In the daytime, the sack fills with fluid and at night, it empties and rinses the brain of waste and toxins. When the fluid empties into the brain for cleansing, it follows the path of the blood vessels in order to access all of the brain’s areas. As the fluid travels along the path of the blood vessels, it flows in between the brain’s billions of cells and effectively flushes away waste and toxins.
At night, something begins to change within the tissue of the brain. Dr. Iliff has observed that the support cells of the brain actually shrink during sleep. The shrunken brain cells allow enough space for the cleansing fluid to pass through and carry away waste.
This flushing process is unique to the brain. No other part of the body functions this way to clear away waste. The nighttime cleaning process is kind of like a dishwasher for the brain.
Dr. Iliff’s research team wanted to know more about the amyloid beta protein. The amyloid beta is the protein that builds up in the brains of people that suffer from Alzheimer’s disease. Their research into knowing more about it has led them to stumble upon the brain’s nighttime cleaning process.
During his research, Dr. Iliff discovered that the amount of amyloid beta protein in the brain would rise during the day and fall during the night.

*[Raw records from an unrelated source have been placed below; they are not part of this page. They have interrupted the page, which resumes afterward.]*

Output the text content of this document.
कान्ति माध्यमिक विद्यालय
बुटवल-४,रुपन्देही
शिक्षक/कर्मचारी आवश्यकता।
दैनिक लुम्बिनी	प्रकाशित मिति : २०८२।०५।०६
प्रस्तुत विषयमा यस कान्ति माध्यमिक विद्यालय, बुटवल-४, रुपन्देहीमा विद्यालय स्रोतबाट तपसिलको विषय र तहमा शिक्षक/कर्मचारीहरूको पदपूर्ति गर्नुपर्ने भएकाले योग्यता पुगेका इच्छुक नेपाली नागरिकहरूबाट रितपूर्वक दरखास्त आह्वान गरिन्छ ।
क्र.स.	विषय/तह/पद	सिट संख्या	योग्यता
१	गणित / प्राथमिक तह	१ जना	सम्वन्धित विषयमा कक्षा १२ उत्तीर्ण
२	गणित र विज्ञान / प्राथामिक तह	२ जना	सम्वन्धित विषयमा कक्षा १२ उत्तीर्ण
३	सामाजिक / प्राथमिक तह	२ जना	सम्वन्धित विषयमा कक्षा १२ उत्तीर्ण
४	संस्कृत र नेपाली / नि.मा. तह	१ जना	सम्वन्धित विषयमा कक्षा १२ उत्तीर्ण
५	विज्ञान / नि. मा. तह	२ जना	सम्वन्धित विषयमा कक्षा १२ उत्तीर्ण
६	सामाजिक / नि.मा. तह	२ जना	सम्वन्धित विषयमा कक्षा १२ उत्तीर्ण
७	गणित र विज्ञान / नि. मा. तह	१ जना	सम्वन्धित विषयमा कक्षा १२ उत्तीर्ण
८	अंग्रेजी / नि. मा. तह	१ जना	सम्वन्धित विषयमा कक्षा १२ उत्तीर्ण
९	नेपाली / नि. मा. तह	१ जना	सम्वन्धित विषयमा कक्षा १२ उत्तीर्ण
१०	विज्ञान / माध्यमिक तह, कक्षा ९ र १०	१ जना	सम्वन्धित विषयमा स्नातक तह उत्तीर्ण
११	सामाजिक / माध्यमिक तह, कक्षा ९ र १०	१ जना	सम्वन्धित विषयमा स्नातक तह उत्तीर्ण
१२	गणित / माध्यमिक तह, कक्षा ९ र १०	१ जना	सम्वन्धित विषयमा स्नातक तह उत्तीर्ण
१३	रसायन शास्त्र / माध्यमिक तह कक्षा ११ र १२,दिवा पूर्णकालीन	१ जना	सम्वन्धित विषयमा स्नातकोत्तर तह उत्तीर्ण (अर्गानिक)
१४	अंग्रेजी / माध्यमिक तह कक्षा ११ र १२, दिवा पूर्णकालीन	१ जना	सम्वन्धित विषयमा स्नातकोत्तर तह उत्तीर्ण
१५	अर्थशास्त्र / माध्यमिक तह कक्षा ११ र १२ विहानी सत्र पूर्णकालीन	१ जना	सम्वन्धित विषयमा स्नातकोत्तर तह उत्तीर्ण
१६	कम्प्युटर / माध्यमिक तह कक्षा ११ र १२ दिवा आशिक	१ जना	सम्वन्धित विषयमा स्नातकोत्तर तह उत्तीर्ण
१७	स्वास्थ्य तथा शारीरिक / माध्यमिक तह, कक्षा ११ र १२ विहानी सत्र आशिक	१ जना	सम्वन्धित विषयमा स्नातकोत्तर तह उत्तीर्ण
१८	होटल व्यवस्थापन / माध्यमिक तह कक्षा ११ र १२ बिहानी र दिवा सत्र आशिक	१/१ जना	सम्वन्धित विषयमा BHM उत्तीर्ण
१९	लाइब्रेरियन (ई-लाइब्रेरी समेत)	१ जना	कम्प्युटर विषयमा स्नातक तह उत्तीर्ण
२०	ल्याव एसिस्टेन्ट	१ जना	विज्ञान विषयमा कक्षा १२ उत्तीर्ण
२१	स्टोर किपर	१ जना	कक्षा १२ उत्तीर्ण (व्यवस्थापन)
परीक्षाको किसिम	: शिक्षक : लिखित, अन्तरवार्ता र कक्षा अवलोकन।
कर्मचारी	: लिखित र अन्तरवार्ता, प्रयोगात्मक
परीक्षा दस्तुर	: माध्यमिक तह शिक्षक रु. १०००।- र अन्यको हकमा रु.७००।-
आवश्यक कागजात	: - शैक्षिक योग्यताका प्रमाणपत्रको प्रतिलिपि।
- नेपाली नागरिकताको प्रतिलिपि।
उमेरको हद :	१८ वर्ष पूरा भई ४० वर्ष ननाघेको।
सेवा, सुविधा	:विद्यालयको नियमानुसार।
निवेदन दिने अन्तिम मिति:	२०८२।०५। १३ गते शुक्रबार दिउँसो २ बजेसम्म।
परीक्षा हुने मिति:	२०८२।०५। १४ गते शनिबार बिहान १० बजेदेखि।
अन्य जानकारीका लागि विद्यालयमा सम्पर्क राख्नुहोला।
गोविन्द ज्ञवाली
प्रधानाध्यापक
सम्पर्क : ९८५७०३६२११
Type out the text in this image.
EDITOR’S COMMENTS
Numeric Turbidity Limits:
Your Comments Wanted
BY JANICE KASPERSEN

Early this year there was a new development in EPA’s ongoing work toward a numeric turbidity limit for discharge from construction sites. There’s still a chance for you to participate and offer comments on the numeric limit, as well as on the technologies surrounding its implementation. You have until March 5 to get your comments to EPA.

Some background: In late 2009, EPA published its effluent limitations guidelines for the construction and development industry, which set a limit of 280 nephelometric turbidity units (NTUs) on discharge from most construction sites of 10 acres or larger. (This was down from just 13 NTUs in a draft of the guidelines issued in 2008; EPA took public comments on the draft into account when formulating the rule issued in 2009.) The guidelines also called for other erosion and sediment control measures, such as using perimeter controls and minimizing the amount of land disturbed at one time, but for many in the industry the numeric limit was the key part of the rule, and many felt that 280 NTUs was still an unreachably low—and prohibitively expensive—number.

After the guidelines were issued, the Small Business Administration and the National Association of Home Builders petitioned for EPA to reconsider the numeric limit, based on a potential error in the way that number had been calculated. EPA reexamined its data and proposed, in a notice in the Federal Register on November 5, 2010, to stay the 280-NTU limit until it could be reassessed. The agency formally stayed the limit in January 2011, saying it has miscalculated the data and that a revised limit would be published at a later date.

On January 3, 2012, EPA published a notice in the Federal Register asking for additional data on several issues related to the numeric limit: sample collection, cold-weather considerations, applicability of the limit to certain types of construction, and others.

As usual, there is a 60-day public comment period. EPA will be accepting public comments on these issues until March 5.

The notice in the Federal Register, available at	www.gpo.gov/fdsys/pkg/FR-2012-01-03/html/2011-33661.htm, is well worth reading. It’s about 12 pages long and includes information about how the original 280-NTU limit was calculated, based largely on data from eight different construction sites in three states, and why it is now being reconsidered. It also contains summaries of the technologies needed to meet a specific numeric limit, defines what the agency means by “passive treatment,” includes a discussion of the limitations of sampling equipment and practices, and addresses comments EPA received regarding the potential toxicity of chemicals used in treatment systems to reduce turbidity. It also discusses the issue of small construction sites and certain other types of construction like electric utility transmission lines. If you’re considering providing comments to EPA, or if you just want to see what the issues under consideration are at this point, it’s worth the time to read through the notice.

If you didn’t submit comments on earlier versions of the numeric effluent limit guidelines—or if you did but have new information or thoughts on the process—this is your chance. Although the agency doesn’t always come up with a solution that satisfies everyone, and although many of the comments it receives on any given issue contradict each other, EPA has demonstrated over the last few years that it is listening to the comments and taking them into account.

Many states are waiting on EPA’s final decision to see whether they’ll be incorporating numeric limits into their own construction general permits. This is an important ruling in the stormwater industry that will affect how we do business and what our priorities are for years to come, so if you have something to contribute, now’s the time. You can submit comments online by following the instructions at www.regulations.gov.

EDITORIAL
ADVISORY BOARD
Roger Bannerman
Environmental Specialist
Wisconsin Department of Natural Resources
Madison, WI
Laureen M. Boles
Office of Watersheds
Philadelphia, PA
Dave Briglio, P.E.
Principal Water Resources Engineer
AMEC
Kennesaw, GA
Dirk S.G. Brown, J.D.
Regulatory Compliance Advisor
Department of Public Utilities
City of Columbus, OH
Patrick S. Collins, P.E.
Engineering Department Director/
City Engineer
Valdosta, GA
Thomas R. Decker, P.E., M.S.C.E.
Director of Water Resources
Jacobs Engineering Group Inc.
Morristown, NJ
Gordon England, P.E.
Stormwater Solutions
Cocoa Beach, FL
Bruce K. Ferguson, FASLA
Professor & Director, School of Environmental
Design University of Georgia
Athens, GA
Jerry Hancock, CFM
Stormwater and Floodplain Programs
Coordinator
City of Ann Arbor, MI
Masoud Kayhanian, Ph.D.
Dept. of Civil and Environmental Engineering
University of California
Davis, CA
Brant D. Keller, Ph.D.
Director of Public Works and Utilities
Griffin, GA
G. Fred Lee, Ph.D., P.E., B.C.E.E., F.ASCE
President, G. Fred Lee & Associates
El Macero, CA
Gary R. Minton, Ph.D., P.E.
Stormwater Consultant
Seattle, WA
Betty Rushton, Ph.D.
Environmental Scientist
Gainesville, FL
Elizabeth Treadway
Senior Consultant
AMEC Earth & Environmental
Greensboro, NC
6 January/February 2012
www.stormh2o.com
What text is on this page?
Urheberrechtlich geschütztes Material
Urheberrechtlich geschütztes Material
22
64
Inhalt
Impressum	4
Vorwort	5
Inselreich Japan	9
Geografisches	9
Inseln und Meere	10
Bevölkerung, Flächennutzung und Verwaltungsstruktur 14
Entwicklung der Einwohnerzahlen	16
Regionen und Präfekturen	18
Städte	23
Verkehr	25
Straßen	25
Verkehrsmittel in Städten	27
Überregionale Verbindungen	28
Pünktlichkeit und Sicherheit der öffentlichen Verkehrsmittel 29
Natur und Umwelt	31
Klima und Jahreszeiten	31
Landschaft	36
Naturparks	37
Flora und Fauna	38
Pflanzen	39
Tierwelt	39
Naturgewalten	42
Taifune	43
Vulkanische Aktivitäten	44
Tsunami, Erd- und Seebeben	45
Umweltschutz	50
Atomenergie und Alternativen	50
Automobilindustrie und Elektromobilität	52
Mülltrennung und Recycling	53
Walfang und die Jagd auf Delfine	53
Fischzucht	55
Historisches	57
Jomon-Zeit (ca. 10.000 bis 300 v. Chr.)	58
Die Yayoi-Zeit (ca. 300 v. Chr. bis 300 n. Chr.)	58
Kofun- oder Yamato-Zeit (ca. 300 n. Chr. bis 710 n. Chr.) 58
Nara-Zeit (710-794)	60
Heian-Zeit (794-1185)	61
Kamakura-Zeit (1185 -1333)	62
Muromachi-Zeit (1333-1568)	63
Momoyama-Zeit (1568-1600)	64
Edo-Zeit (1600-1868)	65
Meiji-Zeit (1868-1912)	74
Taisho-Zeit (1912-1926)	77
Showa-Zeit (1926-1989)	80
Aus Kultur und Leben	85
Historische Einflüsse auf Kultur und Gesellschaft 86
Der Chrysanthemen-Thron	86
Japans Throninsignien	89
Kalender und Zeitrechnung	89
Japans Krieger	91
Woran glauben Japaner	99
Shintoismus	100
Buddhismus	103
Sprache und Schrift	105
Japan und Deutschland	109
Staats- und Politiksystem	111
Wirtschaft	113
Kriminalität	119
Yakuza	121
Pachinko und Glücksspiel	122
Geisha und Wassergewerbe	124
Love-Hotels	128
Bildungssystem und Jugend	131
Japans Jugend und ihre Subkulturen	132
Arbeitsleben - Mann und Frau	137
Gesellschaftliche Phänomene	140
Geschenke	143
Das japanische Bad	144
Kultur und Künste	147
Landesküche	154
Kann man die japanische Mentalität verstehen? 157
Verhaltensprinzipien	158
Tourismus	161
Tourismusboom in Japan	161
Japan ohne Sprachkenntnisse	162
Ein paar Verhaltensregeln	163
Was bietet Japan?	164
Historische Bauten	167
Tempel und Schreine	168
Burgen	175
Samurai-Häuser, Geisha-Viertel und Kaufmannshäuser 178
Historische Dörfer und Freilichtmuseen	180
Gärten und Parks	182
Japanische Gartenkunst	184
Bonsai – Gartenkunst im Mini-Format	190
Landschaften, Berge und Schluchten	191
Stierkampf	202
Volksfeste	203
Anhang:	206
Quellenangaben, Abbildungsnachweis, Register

The flushing process is the reason why the protein is more present in the daytime than it is at night.
If the brain’s flushing process does not function properly, the amyloid beta protein can build up as plaque. Alzheimer’s sufferers tend to have a buildup of plaque that may be due in part to lack of sleep. The disease may develop because of a dysfunction of a disruption in the brain’s nightly flushing process.
Dr. Ilif has found a correlation between lower sleep duration and quality and increase of the amyloid beta plaque burden in the brain. The failure of the brain to adequately clear away the amyloid beta toxin can set the stage for the development of neurological diseases like Alzheimer’s.
So, put the chances of avoiding Alzheimer’s on your side. Maintain a regular sleep schedule and get enough sleep!